UK car output down 11% in July

UK car output declined by 11% in July, with 121,051 units produced, according to SMMT data. The decline was mainly driven by lower production for the domestic market, but the result was largely in line with expectations when set against a particularly strong sales month in July of last year.

The SMMT said that cumulative output was in line with forecasts (down just 4.4% on last year), with almost 1m cars leaving production lines – 81.3% of those for export markets.

The SMMT said that a raft of factors were behind July's fall, including model changes, seasonal and operational adjustments and preparation for the introduction of the tough new emissions standards (WLTP).

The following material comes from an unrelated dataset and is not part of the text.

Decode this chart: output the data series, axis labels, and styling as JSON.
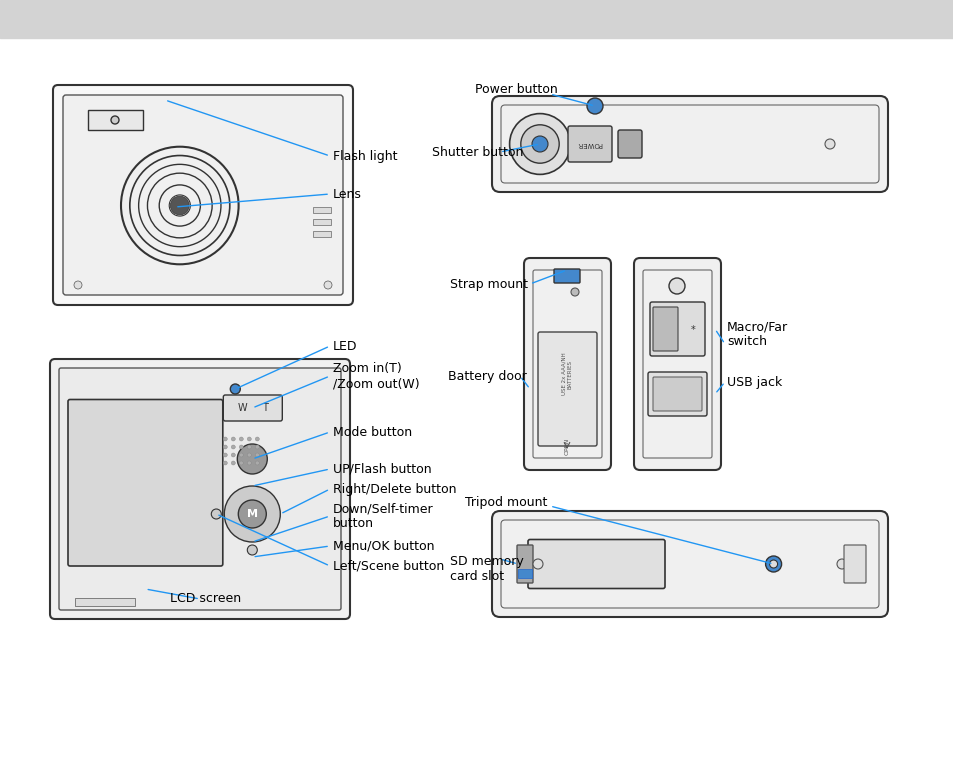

Production for export in the month fell 4.2%, while 35.0% fewer cars were built for the UK market. However, the declines follow a particularly strong July in 2017 when the launch of several new models boosted output by almost 10,000 units and resulted in a substantial 17.7% rise in British demand for the month.

In the year to date, the sector remains broadly on track to meet 2018 expectations, with 955,453 cars built in the first seven months. While production for the UK is currently down 16.0% compared with the same period last year, exports remain strong, dipping by a more moderate 1.2% and accounting for 81.3% of all output.

Mike Hawes, SMMT Chief Executive, said: "While the industry is undoubtedly feeling the effects of recent uncertainty in the domestic market, drawing long term conclusions from monthly snapshots requires a health warning.

"The bigger picture is complex and month by month fluctuations are inevitable as manufacturers manage product cycles, operational changes and the delicate balance of supply and demand from market to market. To ensure future growth, we need political and economic clarity at home, and the continuation of beneficial trading arrangements with the EU and other key markets."

Justin Benson, Head of Automotive at KPMG in the UK, also said that the month's decline was too be expected after such a strong month last year. He said: "The latest SMMT numbers come after recent historic highs for production levels in the UK. So some levelling out is not unexpected, particularly as the industry enters a hugely disruptive period with electric, connected and autonomous vehicles entering the market over the next few years.

However, Benson also warned on the export outlook and rising trade tensions globally. "The export numbers are a little worrying; 80% of cars produced in the UK are for export and given the relatively buoyant consumer markets in the US, China and the EU, the concern would be that tariffs, whether Brexit or others, will make consumers around the world start to think twice about buying new cars."

Stuart Apperley, Director and Head of UK Automotive at Lloyds Bank Commercial Banking, highlighted continued diesel uncertainty as a drag on demand and output. He said that those looking to buy new cars require reassuring that "pure diesel engines won't be punished during the lifetime of their next vehicle".